L’allergie est une réaction d’hypersensibilité du système immunitaire face à une substance à priori inoffensive appelée allergène. Naturellement présents dans notre environnement, les pollens de certaines espèces végétales entraînent des réactions allergiques (ou pollinoses) qui le plus souvent, se manifestent par des symptômes respiratoires et oculaires gênants. Plus rarement, les allergies aux pollens peuvent être responsables de réactions cutanées.

En France métropolitaine, du pollen est présent dans l’air quasiment toute l’année. Mais les périodes de pollinisations varient selon les climats et l’origine des pollens.

Le saviez-vous ?

Sous l’effet du changement climatique et de la pollution de l’air, on observe une augmentation des allergies aux pollens, avec des symptômes plus sévères et des périodes « à risques » plus longues.

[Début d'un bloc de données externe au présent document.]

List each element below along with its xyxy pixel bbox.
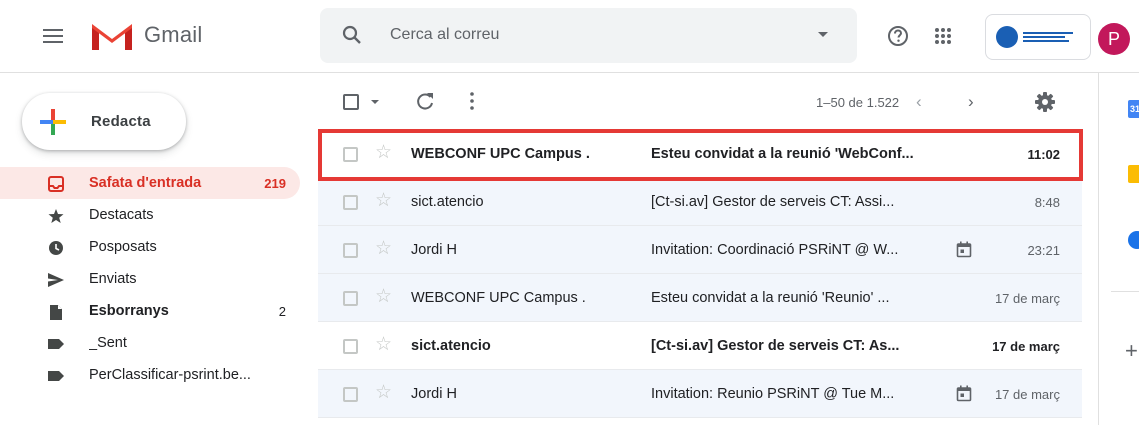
select-all-checkbox[interactable]: [343, 94, 359, 110]
star-toggle-icon[interactable]: ☆: [375, 191, 392, 211]
main-menu-button[interactable]: [30, 13, 76, 59]
hamburger-menu-icon: [43, 29, 63, 43]
sidebar-item-drafts[interactable]: Esborranys 2: [0, 295, 300, 327]
email-row[interactable]: ☆ WEBCONF UPC Campus . Esteu convidat a …: [318, 274, 1082, 322]
email-row[interactable]: ☆ Jordi H Invitation: Reunio PSRiNT @ Tu…: [318, 370, 1082, 418]
drafts-count: 2: [278, 304, 286, 319]
calendar-event-icon[interactable]: [956, 241, 972, 258]
sidebar-item-label: _Sent: [89, 335, 127, 351]
sidebar-item-label: Posposats: [89, 239, 157, 255]
sidebar-item-snoozed[interactable]: Posposats: [0, 231, 300, 263]
search-options-caret-icon[interactable]: [818, 32, 828, 37]
email-time: 8:48: [1034, 195, 1060, 210]
star-toggle-icon[interactable]: ☆: [375, 383, 392, 403]
inbox-icon: [47, 175, 65, 193]
older-page-chevron-icon[interactable]: ›: [968, 92, 974, 112]
email-time: 23:21: [1027, 243, 1060, 258]
sidebar-item-label: Esborranys: [89, 303, 169, 319]
sidebar-item-label: Enviats: [89, 271, 137, 287]
email-sender: Jordi H: [411, 386, 457, 402]
draft-icon: [47, 303, 65, 321]
star-icon: [47, 207, 65, 225]
keep-app-icon[interactable]: [1128, 165, 1139, 183]
star-toggle-icon[interactable]: ☆: [375, 287, 392, 307]
row-checkbox[interactable]: [343, 339, 358, 354]
side-panel: 31 +: [1098, 73, 1139, 425]
sidebar-item-label: PerClassificar-psrint.be...: [89, 367, 251, 383]
row-checkbox[interactable]: [343, 243, 358, 258]
gmail-logo[interactable]: Gmail: [90, 18, 202, 52]
email-sender: sict.atencio: [411, 194, 484, 210]
star-toggle-icon[interactable]: ☆: [375, 143, 392, 163]
sidebar-nav: Safata d'entrada 219 Destacats Posposats…: [0, 167, 300, 391]
mail-toolbar: 1–50 de 1.522 ‹ ›: [318, 80, 1082, 125]
organization-logo[interactable]: [985, 14, 1091, 60]
gmail-wordmark: Gmail: [144, 22, 203, 47]
star-toggle-icon[interactable]: ☆: [375, 335, 392, 355]
clock-icon: [47, 239, 65, 257]
email-time: 17 de març: [992, 339, 1060, 354]
refresh-icon[interactable]: [414, 90, 436, 112]
email-row[interactable]: ☆ Jordi H Invitation: Coordinació PSRiNT…: [318, 226, 1082, 274]
email-subject: Invitation: Coordinació PSRiNT @ W...: [651, 242, 899, 258]
label-icon: [47, 335, 65, 353]
star-toggle-icon[interactable]: ☆: [375, 239, 392, 259]
email-subject: Invitation: Reunio PSRiNT @ Tue M...: [651, 386, 895, 402]
row-checkbox[interactable]: [343, 147, 358, 162]
email-sender: sict.atencio: [411, 338, 491, 354]
search-input[interactable]: Cerca al correu: [390, 26, 499, 44]
row-checkbox[interactable]: [343, 387, 358, 402]
support-button[interactable]: [880, 18, 916, 54]
google-apps-button[interactable]: [925, 18, 961, 54]
email-row[interactable]: ☆ sict.atencio [Ct-si.av] Gestor de serv…: [318, 178, 1082, 226]
tasks-app-icon[interactable]: [1128, 231, 1139, 249]
email-row[interactable]: ☆ sict.atencio [Ct-si.av] Gestor de serv…: [318, 322, 1082, 370]
email-row[interactable]: ☆ WEBCONF UPC Campus . Esteu convidat a …: [318, 130, 1082, 178]
compose-button[interactable]: Redacta: [22, 93, 186, 150]
calendar-app-icon[interactable]: 31: [1128, 100, 1139, 118]
side-panel-divider: [1111, 291, 1139, 292]
email-time: 17 de març: [994, 291, 1060, 306]
newer-page-chevron-icon[interactable]: ‹: [916, 92, 922, 112]
email-list: ☆ WEBCONF UPC Campus . Esteu convidat a …: [318, 130, 1082, 418]
unread-count: 219: [264, 176, 286, 191]
sidebar-item-sent[interactable]: Enviats: [0, 263, 300, 295]
settings-gear-icon[interactable]: [1034, 91, 1056, 113]
email-subject: [Ct-si.av] Gestor de serveis CT: As...: [651, 338, 900, 354]
email-time: 11:02: [1027, 147, 1060, 162]
account-avatar[interactable]: P: [1098, 23, 1130, 55]
email-subject: [Ct-si.av] Gestor de serveis CT: Assi...: [651, 194, 895, 210]
gmail-m-icon: [90, 22, 134, 52]
more-options-icon[interactable]: [468, 90, 476, 112]
upc-wordmark-icon: [1023, 32, 1073, 42]
email-time: 17 de març: [994, 387, 1060, 402]
row-checkbox[interactable]: [343, 291, 358, 306]
search-icon[interactable]: [340, 23, 364, 47]
apps-grid-icon: [935, 28, 951, 44]
calendar-event-icon[interactable]: [956, 385, 972, 402]
email-subject: Esteu convidat a la reunió 'WebConf...: [651, 146, 914, 162]
compose-plus-icon: [40, 109, 66, 135]
email-sender: Jordi H: [411, 242, 457, 258]
search-bar[interactable]: Cerca al correu: [320, 8, 857, 63]
email-subject: Esteu convidat a la reunió 'Reunio' ...: [651, 290, 890, 306]
select-options-caret-icon[interactable]: [371, 100, 379, 104]
sidebar-item-label-sent[interactable]: _Sent: [0, 327, 300, 359]
row-checkbox[interactable]: [343, 195, 358, 210]
help-icon: [888, 26, 908, 46]
compose-label: Redacta: [91, 113, 151, 130]
upc-logo-icon: [996, 26, 1018, 48]
sidebar-item-label-perclassificar[interactable]: PerClassificar-psrint.be...: [0, 359, 300, 391]
sidebar-item-inbox[interactable]: Safata d'entrada 219: [0, 167, 300, 199]
email-sender: WEBCONF UPC Campus .: [411, 290, 586, 306]
add-addon-plus-icon[interactable]: +: [1125, 338, 1138, 364]
label-icon: [47, 367, 65, 385]
send-icon: [47, 271, 65, 289]
pagination-range: 1–50 de 1.522: [816, 95, 900, 110]
top-bar: Gmail Cerca al correu P: [0, 0, 1139, 73]
sidebar-item-label: Safata d'entrada: [89, 175, 202, 191]
sidebar-item-label: Destacats: [89, 207, 154, 223]
sidebar-item-starred[interactable]: Destacats: [0, 199, 300, 231]
email-sender: WEBCONF UPC Campus .: [411, 146, 590, 162]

En 30 ans, ces pathologies ont été multipliées par 4 et aujourd’hui, elles concernent plus de 25 % de la population française. (1)

rhinite allergique Boiron

La rhinite allergique

Elle est aussi couramment appelée « rhume des foins », bien que cette dénomination fasse plus particulièrement référence à l’allergie aux pollens de graminées et à l’asthme allergique.

La rhinite allergique résulte d’une inflammation des voies aériennes supérieures : le nez, le rhinopharynx et le larynx. Elle se manifeste par un picotement du nez, des éternuements, des démangeaisons des narines et une congestion nasale : parfois, le nez est bouché et parfois, il coule.

Le rhume des foins multiplie le risque d’apparition de l’asthme par 4 environ (2) . Il peut le précéder et également rendre son traitement plus difficile.

Le saviez-vous ?

30 % des adultes, et 20 % des enfants âgés de plus de 9 ans (3) souffrent du rhume de foin, autrement dit de rhrinite saisonnière provoquée par une allergie aux pollens.

La rhino-conjonctivite allergique

Le rhume des foins peut s’accompagner d’une inflammation au niveau des yeux et plus précisément les voies lacrymales et la conjonctive (membrane qui recouvre la partie blanche de l'œil et l'intérieur des paupières). Outre les symptômes de la rhinite, les yeux picotent, brûlent et démangent. Ils larmoient et sont rouges. Les paupières sont enflées voire et collées. Les symptômes touchent généralement les deux yeux de manière symétrique, mais il peut arriver qu’un œil soit plus atteint que l’autre notamment si démangeaisons.

asthme allergique Boiron

L’asthme allergique

Cette maladie inflammatoire des bronches est une conséquence de l’inhalation d’allergènes présents dans l’air, et notamment des pollens. Elle se traduit par une inflammation de la paroi des conduits aériens. À la suite de cette inflammation, deux mécanismes se mettent en place : la paroi bronchique se contracte (« bronchospasme ») et un mucus épais est sécrété (« hypersécrétion bronchique »). Ces deux mécanismes cumulés limitent le passage de l’air vers les poumons : c’est la crise d’asthme. Elle se manifeste par des troubles respiratoires, une expiration ralentie et sifflante, une sensation d’oppression au niveau du thorax, une toux persistante et un essoufflement à l’effort. L’asthme allergique peut se développer à tout âge.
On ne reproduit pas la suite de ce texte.